Older hypertensive patients are at higher risk of developing postoperative atrial fibrillation. Preoperative measurement of atrial electromechanical interval by tissue Doppler echocardiography is a useful predictor of postoperative atrial fibrillation in coronary artery bypass patients.
术后房颤是冠状动脉搭桥术后最常见的心律失常,报道的发生率为10%至60%。术前临床和超声心动图数据,尤其是心房机电间期,可预测择期冠状动脉搭桥患者术后房颤的发生。
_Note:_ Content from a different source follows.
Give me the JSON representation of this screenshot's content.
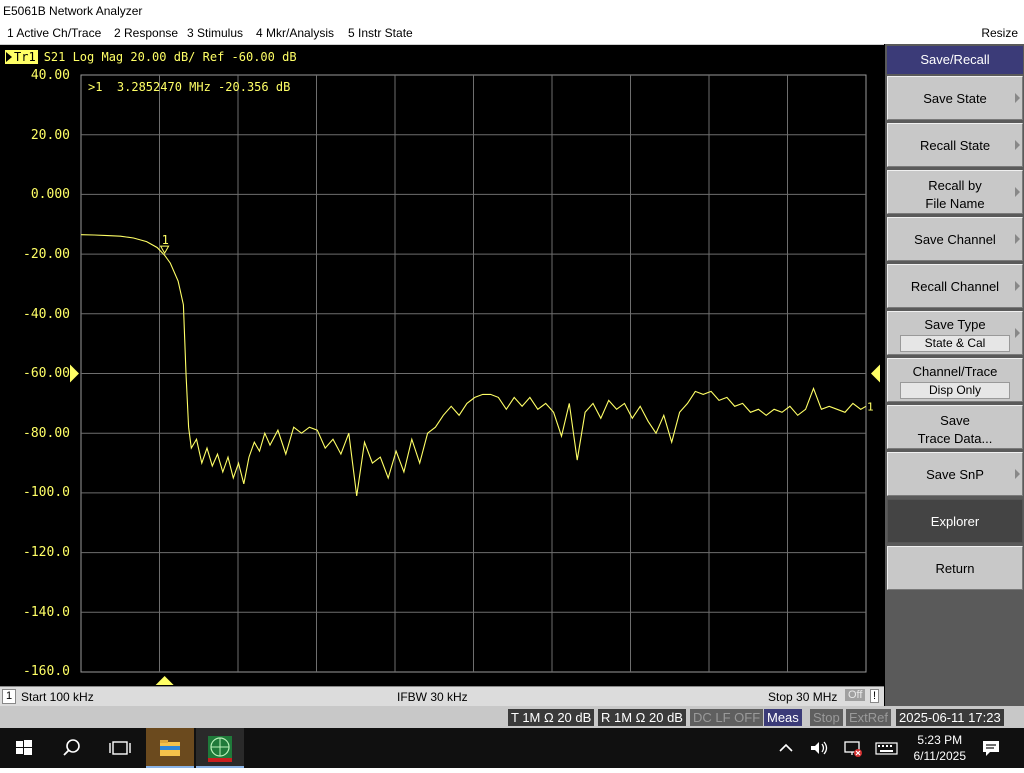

一项前瞻性研究评估了2010年至2012年接受择期冠状动脉搭桥手术的192例患者的术前临床和超声心动图数据。
18例(9.37%)患者发生术后房颤。与未发生术后房颤的患者相比,这18例患者的重症监护病房和住院时间明显更长,年龄明显更大(58.62±10.02岁对53.22±8.23岁;p = 0.02),左心房容积更大(83.39±8.31对55.47±8.37 cm³,p = 0.001),心房机电间期更长(133.67±8.15对98.05±6.71 ms,p < 0.0001),组织多普勒成像收缩期速度波幅度更低(6.6±1对9.4±2.2 cm·s⁻¹;p = 0.001);他们患高血压的患病率也更高(61.11%对38.5%;p = 0.04)。以115 ms作为心房机电间期的截断值,能够100%敏感地检测出发生术后房颤的患者,特异性为77%,阳性预测值为78%,阴性预测值为100%。
老年高血压患者发生术后房颤的风险更高。术前通过组织多普勒超声心动图测量心房机电间期是冠状动脉搭桥患者术后房颤的有用预测指标。